2014 dans le monde

Sept milliards et demi de personnalités de l’année

05/01/2015

Venue du Nouveau Monde, la tradition a franchi l'Atlantique pour arriver chez nous, après avoir conquis la vieille Europe en attendant les trois autres continents. Autant y aller donc, pour être dans le vent et aussi pour découvrir qu'en fait de « personnalité de l'année 2014 », il serait vain de consulter une liste, bien mince par ailleurs au vu des performances des uns et des autres. Aussi, vaudrait-il mieux commencer par faire l'impasse sur les héros d'un jour, qui n'ont pas réussi à franchir l'impitoyable épreuve du temps avant de retourner à cet incognito qu'ils n'auraient jamais dû quitter.
Alors qui, du pape François (mais, lui, il a déjà « fait » l'année 2013), de Patrick Modiano (qui serait le choix des rats de bibliothèque, une engeance plutôt clairsemée à l'heure d'Internet et de la lecture en pilule) ou même de Lewis Hamilton (histoire de caresser les férus de sport dans le sens du poil) ? Il vaudrait mieux, si l'on veut jouer les Salomon, décréter que, nul ne méritant le titre, il conviendrait de laisser vacante la place en attendant le candidat approprié. Une autre application, en quelque sorte, de la méthode à l'honneur dans les universités américaines, le « none of the above ». Barbara Walters a préféré, elle, se la jouer solo et désigner notre Amal Alamuddin, devenue Clooney depuis son union avec « who else », comme la figure la plus fascinante. Un couple commençant pour une année finissante, il fallait y penser...
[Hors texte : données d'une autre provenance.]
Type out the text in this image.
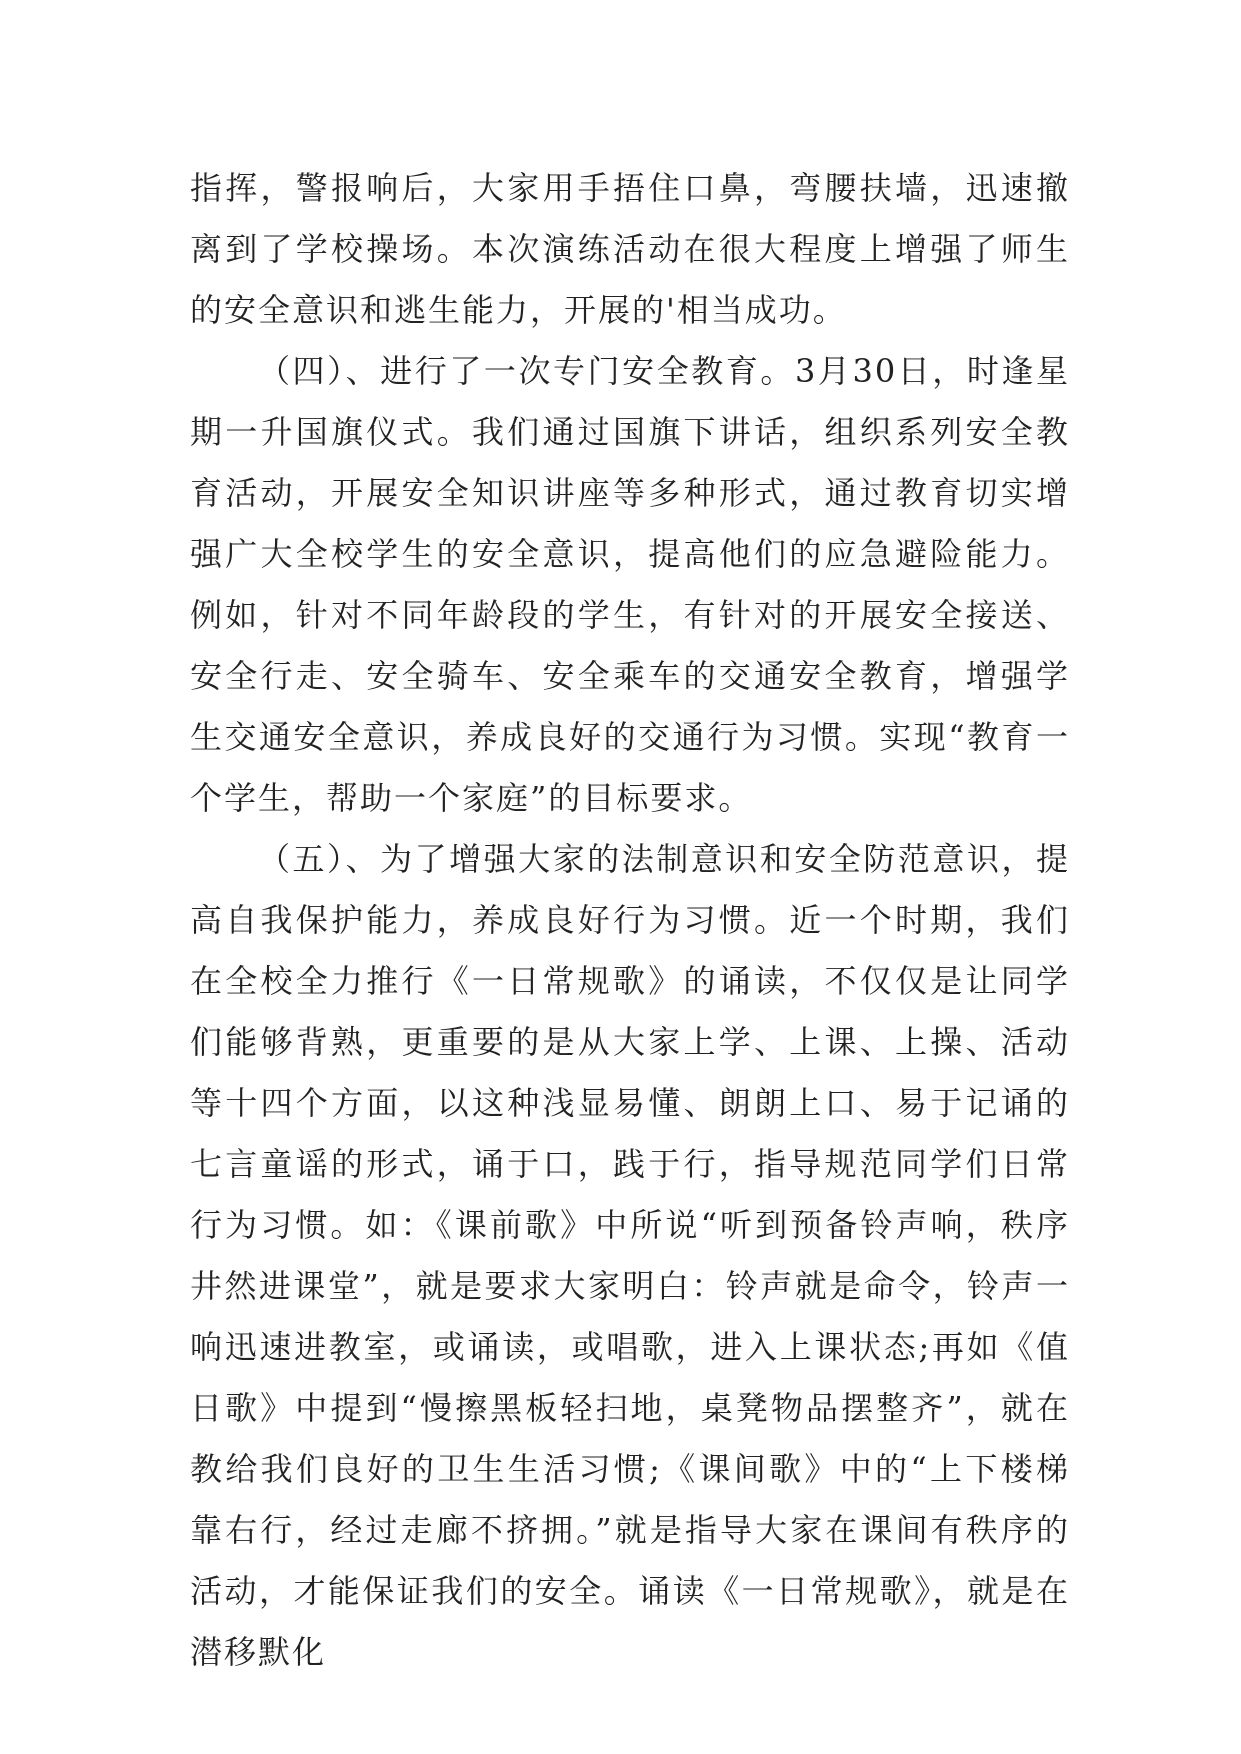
指挥，警报响后，大家用手捂住口鼻，弯腰扶墙，迅速撤离到了学校操场。本次演练活动在很大程度上增强了师生的安全意识和逃生能力，开展的'相当成功。

（四）、进行了一次专门安全教育。3月30日，时逢星期一升国旗仪式。我们通过国旗下讲话，组织系列安全教育活动，开展安全知识讲座等多种形式，通过教育切实增强广大全校学生的安全意识，提高他们的应急避险能力。例如，针对不同年龄段的学生，有针对的开展安全接送、安全行走、安全骑车、安全乘车的交通安全教育，增强学生交通安全意识，养成良好的交通行为习惯。实现“教育一个学生，帮助一个家庭”的目标要求。

（五）、为了增强大家的法制意识和安全防范意识，提高自我保护能力，养成良好行为习惯。近一个时期，我们在全校全力推行《一日常规歌》的诵读，不仅仅是让同学们能够背熟，更重要的是从大家上学、上课、上操、活动等十四个方面，以这种浅显易懂、朗朗上口、易于记诵的七言童谣的形式，诵于口，践于行，指导规范同学们日常行为习惯。如：《课前歌》中所说“听到预备铃声响，秩序井然进课堂”，就是要求大家明白：铃声就是命令，铃声一响迅速进教室，或诵读，或唱歌，进入上课状态;再如《值日歌》中提到“慢擦黑板轻扫地，桌凳物品摆整齐”，就在教给我们良好的卫生生活习惯;《课间歌》中的“上下楼梯靠右行，经过走廊不挤拥。”就是指导大家在课间有秩序的活动，才能保证我们的安全。诵读《一日常规歌》，就是在潜移默化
Saluons au passage l'initiative de l'hebdomadaire Time qui a eu l'excellente idée – meilleure en tout cas que le choix de la chanteuse Beyoncé comme femme la plus influente – de penser aux hommes et aux femmes qui forment cette vaillante équipe de kamikazes montant la garde pour sauver sept milliards et demi de Terriens menacés par la terrible Ebola. Et puisqu'il s'agit de ceux-là, pourquoi ne pas se rabattre sur ceux qui contribuent à améliorer, ne serait-ce que dans une modeste mesure, notre triste quotidien ? Ou même, histoire de faire hurler les indignés, sur les « méchants » comme Vladimir Poutine, Omar al-Bachir, le « calife » Abou-Bakr al-Baghdadi et son alter ego nigérian, Abubakar Shekau, chef du sinistre Boko Haram ?
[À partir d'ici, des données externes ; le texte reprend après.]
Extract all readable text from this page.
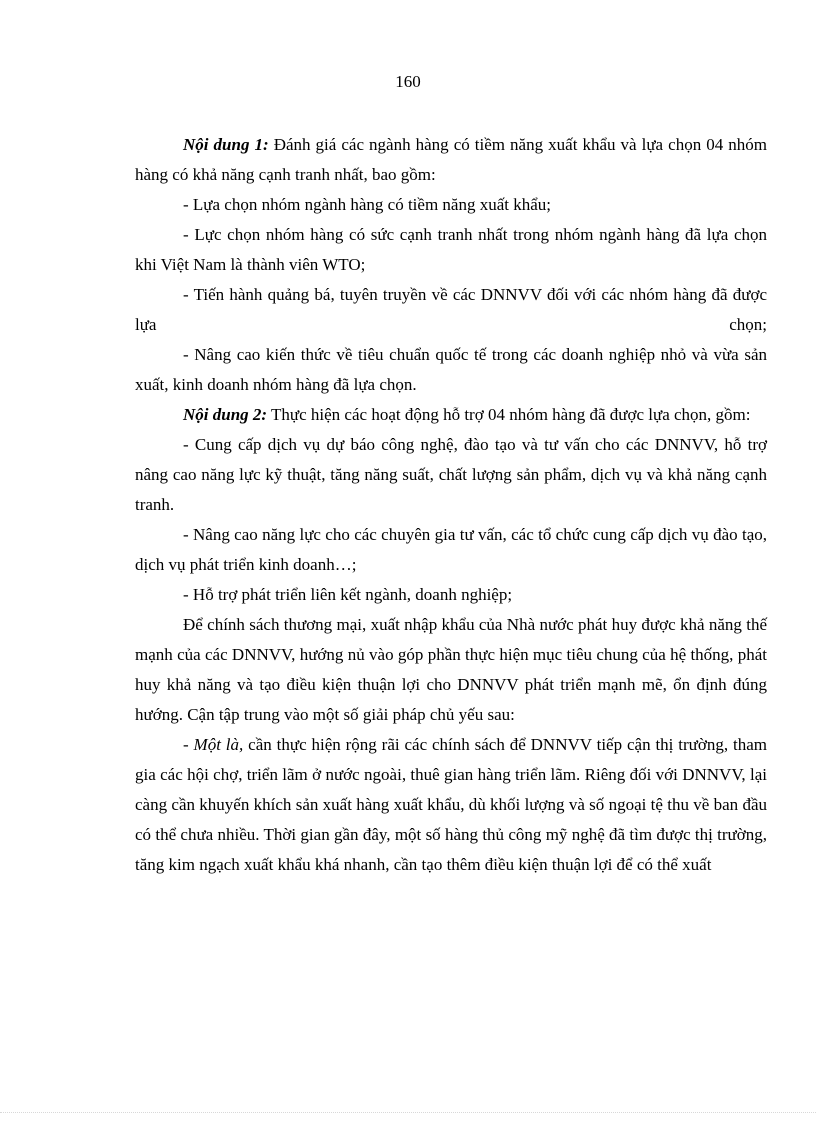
160

Nội dung 1: Đánh giá các ngành hàng có tiềm năng xuất khẩu và lựa chọn 04 nhóm hàng có khả năng cạnh tranh nhất, bao gồm:

- Lựa chọn nhóm ngành hàng có tiềm năng xuất khẩu;

- Lực chọn nhóm hàng có sức cạnh tranh nhất trong nhóm ngành hàng đã lựa chọn khi Việt Nam là thành viên WTO;

- Tiến hành quảng bá, tuyên truyền về các DNNVV đối với các nhóm hàng đã được lựa chọn;

- Nâng cao kiến thức về tiêu chuẩn quốc tế trong các doanh nghiệp nhỏ và vừa sản xuất, kinh doanh nhóm hàng đã lựa chọn.

Nội dung 2: Thực hiện các hoạt động hỗ trợ 04 nhóm hàng đã được lựa chọn, gồm:

- Cung cấp dịch vụ dự báo công nghệ, đào tạo và tư vấn cho các DNNVV, hỗ trợ nâng cao năng lực kỹ thuật, tăng năng suất, chất lượng sản phẩm, dịch vụ và khả năng cạnh tranh.

- Nâng cao năng lực cho các chuyên gia tư vấn, các tổ chức cung cấp dịch vụ đào tạo, dịch vụ phát triển kinh doanh…;

- Hỗ trợ phát triển liên kết ngành, doanh nghiệp;

Để chính sách thương mại, xuất nhập khẩu của Nhà nước phát huy được khả năng thế mạnh của các DNNVV, hướng nủ vào góp phần thực hiện mục tiêu chung của hệ thống, phát huy khả năng và tạo điều kiện thuận lợi cho DNNVV phát triển mạnh mẽ, ổn định đúng hướng. Cận tập trung vào một số giải pháp chủ yếu sau:

- Một là, cần thực hiện rộng rãi các chính sách để DNNVV tiếp cận thị trường, tham gia các hội chợ, triển lãm ở nước ngoài, thuê gian hàng triển lãm. Riêng đối với DNNVV, lại càng cần khuyến khích sản xuất hàng xuất khẩu, dù khối lượng và số ngoại tệ thu về ban đầu có thể chưa nhiều. Thời gian gần đây, một số hàng thủ công mỹ nghệ đã tìm được thị trường, tăng kim ngạch xuất khẩu khá nhanh, cần tạo thêm điều kiện thuận lợi để có thể xuất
Non, plutôt une promotion en forme d'hommage à l'éternel soldat inconnu : vous, moi, nous tous qui subissons, stoïques, l'incompétence des hommes qui nous gouvernent, pitoyables dans leur valse-hésitation et qui réussissent à nous faire admettre comme une évidence l'absurdité que représente leur inaction, jadis énoncée comme suit par Jean Cocteau dans Les mariés de la tour Eiffel : « Puisque ces mystères nous dépassent (ceux de la vie politique dans ce cas précis), feignons d'en être l'organisateur. »
Il faut croire que les problèmes sont devenus himalayens, donc inaccessibles pour les alpinistes-politiciens qui ne se sentent nullement l'âme d'un George Leigh Mallory obsédé, lui, par la conquête de l'Everest au point qu'il en avait tenté l'escalade à trois reprises (1921,1922, 1924) et qui eut cette réponse superbe à l'adresse d'un journaliste désireux de connaître la raison de son obstination : « Because it is there. » À moins que le problème ne vienne des hommes devenus trop petits pour cette noble mission qu'est le service de la chose publique – la res publica à l'origine du mot république.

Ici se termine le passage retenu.